CRUISING directed by William Friedkin (USA, 1980)

"Take your hand off my breast!"

“Take your hand off my breast!”

Officer Steve Burns (Al Pacino) is selected for a high-risk undercover operation in New York gay clubs where a knife wielding serial killer is on the loose targeting homosexuals.

Burns is chosen because he physically resembles the victims and he accepts the mission as a fast-track route to promotion.

What is never clear is how Officer Burns is meant to ID the killer. There is no indication that he has any cunning plan. This is worrying since most of the leather-clad clubbers give him death stares and any one could be a prime suspect.

William ‘The Exorcist’ Friedkin’s direction is lazy and the plot so full of holes that any semblance of realism is soon compromised. The movie uses the gay bar scene as an exotic backdrop to add a voyeuristic element to an unconvincing drama. There are jock straps and blow/hand jobs aplenty with no signs that safe sex is an issue. A post-AIDS version would have been very different.

To pass unnoticed in this sweaty S&M scene Officer Burns would have had to participate more actively but instead we see Pacino nervously swaggering about on the sidelines and indiscreetly questioning a barman about the clients. A manic turn on a crowded dance floor after snorting cocaine is his principal act of integration.

“There are things you don’t know about me”, he says enigmatically to his girlfriend, Nancy (Karen Allen) but as if to prove he is still a ‘real man’ (and despite the fact that he is meant to be ‘deep undercover’) he still finds time to return to have vigorous vaginal intercourse with her.

Many gay rights campaigners were apparently up in arms at the depiction of their world but, over 30 years on, what is striking is the absence of the routine homophobia that you might have expected.
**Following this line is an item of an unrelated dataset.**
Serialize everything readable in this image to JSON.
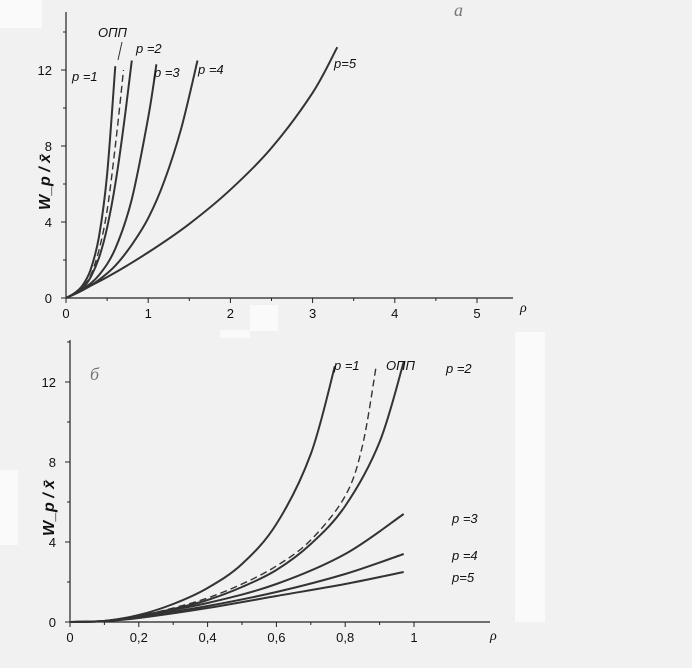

It’s hard to argue that the killer symbolises some kind of anti-gay crusade; he has sex with his victims and his motive appears to stem from some deep-rooted self loathing. His murders serve to satisfy some vague form of demented penance for his father, who has been dead for 10 years.

The strong hints that Pacino / Burns is a closet gay fuel a preposterous finale which leaves us wondering if he too has turned into a killer.

This DVD (featuring previously deleted scenes) markets Cruising as a ‘cult’ classic movie when crap exploitation flick would have been closer to the mark.